You can use Oracle Grid Control for checking policy violations, to keep compliance with company security or configuration standards. Grid Control comes with pre-installed set of policies and recommendations of best practices for databases.
With having that in mind I checked Critical Policy Violations for my database and noticed this critical violations:
... Execute Privileges on DBMS_JOB to PUBLIC Restricted Privilege to Execute UTL_TCP Restricted Privilege to Execute UTL_HTTP Restricted Privilege to Execute UTL_SMTP Execute Privileges on DBMS_LOB to PUBLIC Execute Privileges on UTL_FILE To PUBLIC ...
It is recommended to remove excessive privileges from some users to prevent possible attacks for happening in the first place. So based on recommendations from Grid Control I’ve decided to revoke noted privileges from PUBLIC and check what will happen after.
As SYS user I executed:
REVOKE EXECUTE ON utl_tcp FROM public; REVOKE EXECUTE ON utl_smtp FROM public; REVOKE EXECUTE ON utl_http FROM public; REVOKE EXECUTE ON utl_file FROM public; REVOKE EXECUTE ON dbms_job FROM public; REVOKE EXECUTE ON dbms_lob FROM public;
Immediately after revoking those grants I checked database status noticed invalid objects in sys schema, mdsys, ordsys, wmsys, etc.
My next move was rollback:
GRANT EXECUTE ON dbms_job TO public; GRANT EXECUTE ON utl_file TO public; GRANT EXECUTE ON utl_tcp TO public; GRANT EXECUTE ON utl_http TO public; GRANT EXECUTE ON utl_smtp TO public; GRANT EXECUTE ON dbms_lob TO public; -- Compile SQL> shutdown immediate; SQL> startup restrict; SQL> @$ORACLE_HOMEemail@example.com SQL> shutdown immediate; SQL> startup;
After granting privileges back and recompiling invalid objects everything was valid again.
This test was very educational for me.
My next step was searching for Metalink notes that explain this situation and I’ve found very useful notes - [ID 247093.1] [ID 1165830.1] [ID 797706.1]

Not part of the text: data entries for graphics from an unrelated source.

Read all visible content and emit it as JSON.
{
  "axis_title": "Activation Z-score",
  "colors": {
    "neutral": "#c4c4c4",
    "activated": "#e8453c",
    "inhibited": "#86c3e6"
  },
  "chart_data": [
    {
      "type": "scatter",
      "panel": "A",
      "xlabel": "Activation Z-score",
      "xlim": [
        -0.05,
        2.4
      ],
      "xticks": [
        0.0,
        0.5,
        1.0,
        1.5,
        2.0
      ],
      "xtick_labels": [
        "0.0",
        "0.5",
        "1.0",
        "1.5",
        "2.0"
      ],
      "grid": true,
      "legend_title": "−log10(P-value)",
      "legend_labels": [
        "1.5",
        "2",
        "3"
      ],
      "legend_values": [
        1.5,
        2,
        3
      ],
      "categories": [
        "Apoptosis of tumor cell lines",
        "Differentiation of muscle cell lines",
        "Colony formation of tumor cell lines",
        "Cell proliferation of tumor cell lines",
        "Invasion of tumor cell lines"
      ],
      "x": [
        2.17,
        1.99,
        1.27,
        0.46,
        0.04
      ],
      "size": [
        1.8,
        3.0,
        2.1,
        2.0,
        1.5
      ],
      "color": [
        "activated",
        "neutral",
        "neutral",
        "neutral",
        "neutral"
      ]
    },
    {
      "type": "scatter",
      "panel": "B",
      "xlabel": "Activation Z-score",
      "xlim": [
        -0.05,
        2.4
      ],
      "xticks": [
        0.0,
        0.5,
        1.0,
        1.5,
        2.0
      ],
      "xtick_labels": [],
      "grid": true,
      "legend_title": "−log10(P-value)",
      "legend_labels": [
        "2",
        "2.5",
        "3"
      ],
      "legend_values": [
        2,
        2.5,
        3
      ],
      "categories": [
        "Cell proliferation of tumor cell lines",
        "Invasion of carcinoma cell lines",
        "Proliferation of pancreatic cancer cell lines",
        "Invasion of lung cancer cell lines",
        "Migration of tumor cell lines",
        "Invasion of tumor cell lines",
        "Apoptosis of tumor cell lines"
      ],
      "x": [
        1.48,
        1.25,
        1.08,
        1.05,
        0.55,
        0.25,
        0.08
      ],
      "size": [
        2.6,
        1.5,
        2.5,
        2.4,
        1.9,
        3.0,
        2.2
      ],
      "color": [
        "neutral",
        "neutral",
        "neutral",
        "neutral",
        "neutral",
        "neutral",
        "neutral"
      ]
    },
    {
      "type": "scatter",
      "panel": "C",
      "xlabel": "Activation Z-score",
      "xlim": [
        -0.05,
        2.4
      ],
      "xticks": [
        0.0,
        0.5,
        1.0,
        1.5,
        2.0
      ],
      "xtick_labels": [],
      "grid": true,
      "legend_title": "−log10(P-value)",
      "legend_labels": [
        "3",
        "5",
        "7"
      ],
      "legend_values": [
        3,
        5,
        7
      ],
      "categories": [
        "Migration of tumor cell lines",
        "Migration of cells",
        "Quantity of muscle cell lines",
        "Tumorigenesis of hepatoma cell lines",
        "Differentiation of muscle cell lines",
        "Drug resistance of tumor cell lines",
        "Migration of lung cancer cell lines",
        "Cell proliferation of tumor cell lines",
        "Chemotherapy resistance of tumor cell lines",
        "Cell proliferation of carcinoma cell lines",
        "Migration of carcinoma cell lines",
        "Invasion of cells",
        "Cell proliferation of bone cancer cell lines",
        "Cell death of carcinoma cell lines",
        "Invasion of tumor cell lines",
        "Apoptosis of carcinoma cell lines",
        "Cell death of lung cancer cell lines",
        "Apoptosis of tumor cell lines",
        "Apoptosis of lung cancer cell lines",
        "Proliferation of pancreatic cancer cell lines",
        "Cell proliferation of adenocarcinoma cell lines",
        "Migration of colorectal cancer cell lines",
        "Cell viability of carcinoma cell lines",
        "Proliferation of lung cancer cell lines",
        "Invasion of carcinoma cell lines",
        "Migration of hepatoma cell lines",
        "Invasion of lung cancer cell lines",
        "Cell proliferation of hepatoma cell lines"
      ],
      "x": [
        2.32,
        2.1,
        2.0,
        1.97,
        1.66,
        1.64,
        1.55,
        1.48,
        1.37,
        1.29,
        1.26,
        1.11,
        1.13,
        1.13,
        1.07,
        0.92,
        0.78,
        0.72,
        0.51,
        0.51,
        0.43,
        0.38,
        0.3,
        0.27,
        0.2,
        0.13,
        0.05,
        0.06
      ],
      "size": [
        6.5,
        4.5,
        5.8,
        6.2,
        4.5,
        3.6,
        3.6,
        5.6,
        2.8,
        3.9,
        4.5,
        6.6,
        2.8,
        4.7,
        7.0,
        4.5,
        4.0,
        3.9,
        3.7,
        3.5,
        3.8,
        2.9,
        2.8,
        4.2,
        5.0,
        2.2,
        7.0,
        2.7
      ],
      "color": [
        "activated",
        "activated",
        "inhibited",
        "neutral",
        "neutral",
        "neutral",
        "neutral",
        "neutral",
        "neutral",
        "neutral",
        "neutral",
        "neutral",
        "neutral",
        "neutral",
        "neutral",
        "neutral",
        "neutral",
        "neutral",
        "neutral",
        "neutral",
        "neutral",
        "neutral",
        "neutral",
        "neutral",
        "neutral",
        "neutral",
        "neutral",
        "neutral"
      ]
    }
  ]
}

Important lesson learned in this experiment was - do not blindly follow EM/GC policy recommendations without consulting Oracle support or (at least) skimming through Metalink notes.
From Metalink note:
“Oracle highly recommends keeping DBMS_SQL, DBMS_JOB, DBMS_LOB granted to PUBLIC just to keep user’s database running. Otherwise lots of things break including some of the utilities like Import/Export, Datapump expdp/impdp, SQL*Loader, etc.”
PUBLIC is pseudo user/schema used by database for its internal functionality. Privileges are granted to PUBLIC with CATALOG and CATPROC components for 10g database instance.
If you still want to revoke privileges from PUBLIC make sure that you re-grant privileges to user that require them and recompile possible invalidated objects.